Non-disclosure agreements are contracts signed by both employee and employer to prevent staff or ex-workers from publicising certain information.

That information can range from commercially sensitive details, such as innovations or company finances, to anything likely to damage an organisation’s reputation.

Non-disclosure agreements have also infamously been used to prevent employees discussing allegations of misbehaviour, with high-profile cases involving the likes of retail boss Philip Green and movie mogul Harvey Weinstein making national headlines.

The contracts are sometimes used when employees and their organisations have reached a settlement to a dispute, such as a claim of wrongful dismissal, without going through a full employment tribunal hearing.

A council spokesperson said: “Non-disclosure agreements (NDAs) are included in various types of agreement entered into by the council to resolve a situation.

“NDAs are included for the benefit of both the council and the other party or parties.

“It is important to note that an NDA is one part of an overall agreement to settle a dispute, and the majority of any costs will be met from within the relevant service’s budget.”

Hawick and Hermitage councillor Davie Paterson is concerned about their use and unconvinced they are a good idea, however,

He said: “I am a bit concerned at the use of non-disclosure agreements. Surely council tax payers are entitled to a full and comprehensive explanation as to why the council sought them?

“The public, quite rightly, will be asking why do the council have to pay out this money.

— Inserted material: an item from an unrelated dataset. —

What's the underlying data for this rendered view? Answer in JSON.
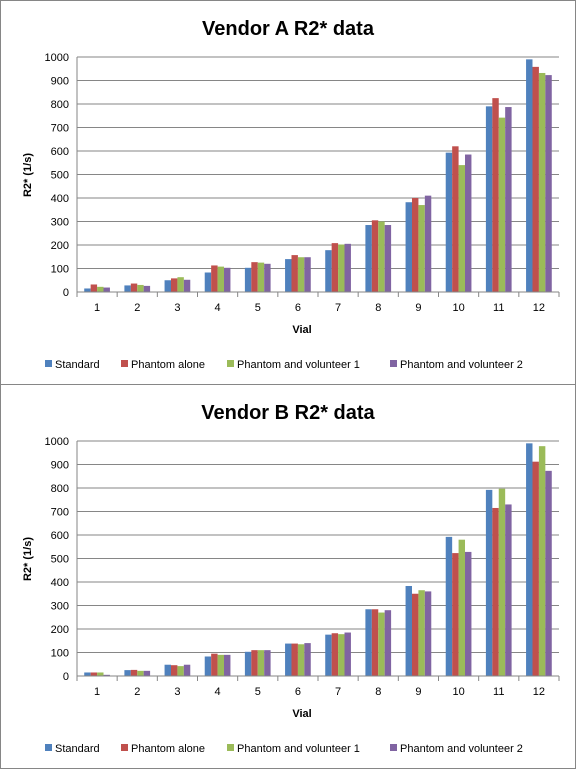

They may be asking is there something wrong with the management at the top?

“The public would love to know why £25,000 has to be spent to keep a former employee quiet when this administration are making cuts left right and centre, but yet they can find £112,700 to give to former employees.”

Tweeddale East councillor Stuart Bell, leader of the council’s opposition group, believes it is wrong to rush to judgement over use of NDAs, though.

He said: “Secrecy by a public authority is sometimes necessary, but any overuse does not reflect well on a public authority which should be committed to openness and transparency.  

“I read of growing concern about the use of non-disclosure agreements across a range of public bodies, with Westminster MPs, for example, calling for these to be made a thing of the past.

“That said, I don’t currently think that Scottish Borders Council’s use of these agreements is particularly out of line with their use by other Scottish local authorities.  

“Information is limited by some – for example, Edinburgh and Aberdeen city councils – refusing to respond to freedom of information requests for details, but Glasgow City Council, who have responded to an FOI and are a much larger local authority than ours, have applied non-disclosure agreements more than six times as frequently as Scottish Borders Council over the last five years.

“I am minded, as chair of the council’s audit and scrutiny committee, to discuss with colleagues on this committee whether to suggest we should scrutinise the council’s use of non-disclosure agreements.  

“This would, of course, have to be done in strict privacy, but it might allow some reassurance to the public that these agreements are not being overused.”